125 g water
125 g milk
100 g butter
½ tsp. salt
1 tbsp. sugar
150 g wheat flour
Bring the water, milk, butter, sugar, and salt to a boil in a thick-bottomed pan. Sift the flour and add into the pan mixing intensely throughout with a wooden spatula. Cook on medium temperature while mixing intensely for approximately three minutes. Move to the side, cover the surface with cling film, and leave to rest for approximately five minutes. Add the eggs one at a time mixing throughout. Place the mixture into a piping bag, pipe into half-sphere silicone molds with a diameter of approx. 3 cm, and level the surface. Freeze.

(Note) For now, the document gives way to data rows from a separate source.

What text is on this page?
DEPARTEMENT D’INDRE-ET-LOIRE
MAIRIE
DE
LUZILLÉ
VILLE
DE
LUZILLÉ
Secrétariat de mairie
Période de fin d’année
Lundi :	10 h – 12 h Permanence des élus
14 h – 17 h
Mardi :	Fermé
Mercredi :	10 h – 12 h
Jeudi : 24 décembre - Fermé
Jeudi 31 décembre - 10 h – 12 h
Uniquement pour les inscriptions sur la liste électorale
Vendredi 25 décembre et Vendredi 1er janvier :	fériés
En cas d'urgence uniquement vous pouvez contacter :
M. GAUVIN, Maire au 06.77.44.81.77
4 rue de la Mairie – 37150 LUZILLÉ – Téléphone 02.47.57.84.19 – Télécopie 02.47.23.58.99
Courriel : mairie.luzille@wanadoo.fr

200 g butter (room temperature)
250 g sugar
250 g wheat flour
Mix the ingredients together in a food processor until smooth (do not knead). Roll the mixture into approx. 2-mm sheets between two sheets of baking paper. Stamp out cookie disks using a ring-shaped cookie cutter with a diameter of approx. 3 cm (do not remove the cookies at this point). Bake the stamped sheets in one piece.

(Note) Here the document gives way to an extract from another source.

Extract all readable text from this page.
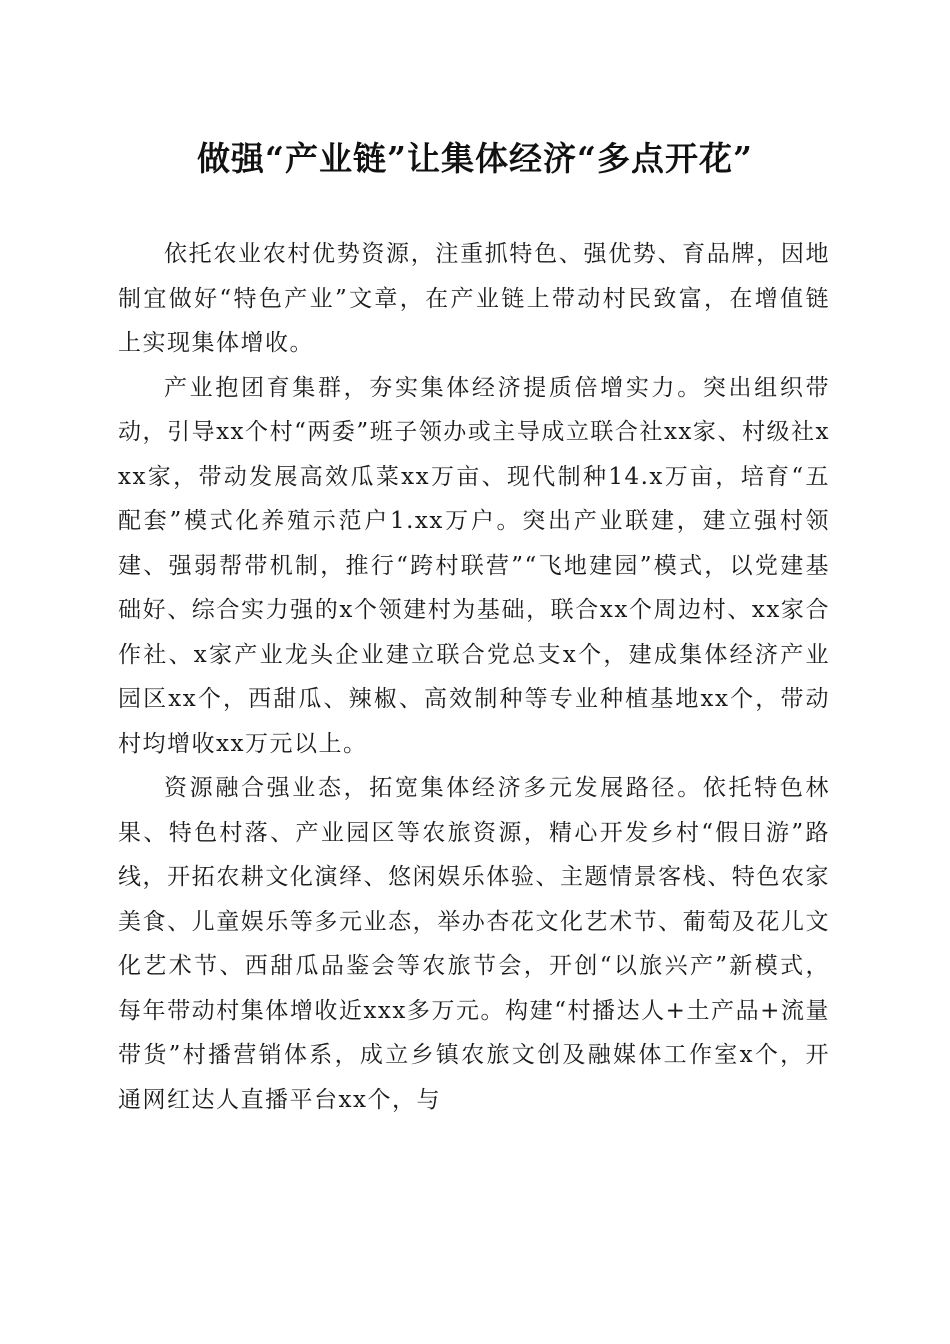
做强“产业链”让集体经济“多点开花”

依托农业农村优势资源，注重抓特色、强优势、育品牌，因地制宜做好“特色产业”文章，在产业链上带动村民致富，在增值链上实现集体增收。

产业抱团育集群，夯实集体经济提质倍增实力。突出组织带动，引导xx个村“两委”班子领办或主导成立联合社xx家、村级社xxx家，带动发展高效瓜菜xx万亩、现代制种14.x万亩，培育“五配套”模式化养殖示范户1.xx万户。突出产业联建，建立强村领建、强弱帮带机制，推行“跨村联营”“飞地建园”模式，以党建基础好、综合实力强的x个领建村为基础，联合xx个周边村、xx家合作社、x家产业龙头企业建立联合党总支x个，建成集体经济产业园区xx个，西甜瓜、辣椒、高效制种等专业种植基地xx个，带动村均增收xx万元以上。

资源融合强业态，拓宽集体经济多元发展路径。依托特色林果、特色村落、产业园区等农旅资源，精心开发乡村“假日游”路线，开拓农耕文化演绎、悠闲娱乐体验、主题情景客栈、特色农家美食、儿童娱乐等多元业态，举办杏花文化艺术节、葡萄及花儿文化艺术节、西甜瓜品鉴会等农旅节会，开创“以旅兴产”新模式，每年带动村集体增收近xxx多万元。构建“村播达人+土产品+流量带货”村播营销体系，成立乡镇农旅文创及融媒体工作室x个，开通网红达人直播平台xx个，与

Spread the frozen profiteroles evenly onto a baking tray covered with baking paper or a silicone mat (leave enough space as the profiteroles will puff up in the oven). Place a single stamped out and cooled cookie disk on top of each profiterole. Bake in a convection oven at 170 °C for approximately 17–18 minutes (do not open the oven in between to keep the profiteroles from collapsing. Cool well before filling.
Rose hip and white chocolate cream (prepare 1 day before use)
200 g cream
175 g Bonne Premium Rose Hip Purée
1.5 g citric acid
150 g white chocolate
12 g Bonne Instant Gel Powder
75 g glazing (such as Diamant or Valrhona neutral glaze)
Boil up the cream, rose hip purée, citric acid, and glazing in a pan. Add the instant gel powder and blend smooth. Pour the still hot liquid on top of the white chocolate and blend with a hand-held blender. Place cling film on the surface of the mixture to prevent skin from forming on top. Cool down and store in the refrigerator.
Rose hip gelée
200 g Bonne Premium Rose Hip Purée
100 g glazing (such as Diamant or Valrhona neutral glaze)
15 g honey
2 tbsp. lemon juice
7 g Bonne Instant Gel Powder
Combine the ingredients in a tall and narrow bowl. Blend with a hand-held blender until smooth. Place into a piping bag and the mixture is ready for use.
Cut the profiteroles in two with a sharp knife. Whip the rose hip and white chocolate cream into a fluffy mixture by hand or using a food processor (whisk). Use a star-shaped piping tip to cover the bottom half of the profiterole (leave a small space in the middle for the gel). Fill the space with the rose hip gelée. Cover with the top and decorate with powdered sugar immediately before serving.